A mite management concept has begun to creep into our language – IPM, Integrated Pest Management. IPM fits with the concept that it is not practical (impossible) to kill every last mite in our colonies (nor possible to keep them out) but rather we should seek to manage the mite population at a level that is minimally damaging. As we manage the honey bee population for gain, we need to incorporate and integrate mite management – an integrated control program.

The question beekeepers need ask is NOT does my colony(ies) have mites? but rather HOW MANY mites does my bee colony(ies) have? To determine how many means varroa mite monitoring, a crucial first step of an IPM management program. When we determine HOW MANY we become better informed bee colony stewards. HOW MANY helps us know the risk of doing nothing and helps us target seasonally appropriate control(s) to slow mite population growth with goal of keeping mite populations at less damaging, more tolerable levels.

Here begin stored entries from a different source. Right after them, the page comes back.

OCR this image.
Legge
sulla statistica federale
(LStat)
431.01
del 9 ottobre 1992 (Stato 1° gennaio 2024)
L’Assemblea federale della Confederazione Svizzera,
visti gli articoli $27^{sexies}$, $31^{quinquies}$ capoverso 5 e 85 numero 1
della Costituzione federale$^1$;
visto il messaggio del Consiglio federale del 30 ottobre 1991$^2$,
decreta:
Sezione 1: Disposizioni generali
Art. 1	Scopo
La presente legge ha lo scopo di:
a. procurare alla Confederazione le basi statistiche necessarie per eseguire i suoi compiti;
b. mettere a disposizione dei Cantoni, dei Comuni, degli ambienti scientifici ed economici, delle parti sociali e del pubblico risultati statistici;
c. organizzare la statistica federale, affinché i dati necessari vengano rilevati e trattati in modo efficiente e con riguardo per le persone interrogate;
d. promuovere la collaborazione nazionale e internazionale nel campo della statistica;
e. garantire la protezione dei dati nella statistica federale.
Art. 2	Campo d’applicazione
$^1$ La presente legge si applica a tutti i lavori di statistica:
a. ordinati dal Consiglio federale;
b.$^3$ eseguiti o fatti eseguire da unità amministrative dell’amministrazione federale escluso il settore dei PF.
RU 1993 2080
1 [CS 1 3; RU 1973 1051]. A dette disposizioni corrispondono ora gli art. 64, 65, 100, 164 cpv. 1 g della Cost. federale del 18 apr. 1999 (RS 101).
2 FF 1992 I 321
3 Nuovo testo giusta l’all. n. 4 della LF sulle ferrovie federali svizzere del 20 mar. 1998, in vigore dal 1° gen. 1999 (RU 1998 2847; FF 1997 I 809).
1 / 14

One early (alternative) non-chemical mite control treatment was use of Screen Bottom Boards. With widespread adoption of screen bottom boards in place of solid boards, a whole industry developed incorporating mite monitoring sticky boards beneath the bottom screen (one example shown at right). There were attempts in Georgia, Washington State, and by myself in the Mid-Atlantic States, to determine how best to count fallen mites with a sticky board and how to interpret the numbers – a threshold was developed.

This threshold number has been modified as we have learned that mites vector and enhance viruses. Initially 50 mites per days was a threshold. The number has been lowered, initially to one per hour (24/day) and now one per every 2 hours the mite board is in use (12/day). If boards collect more mites the risk to the colony increases with higher mite fall.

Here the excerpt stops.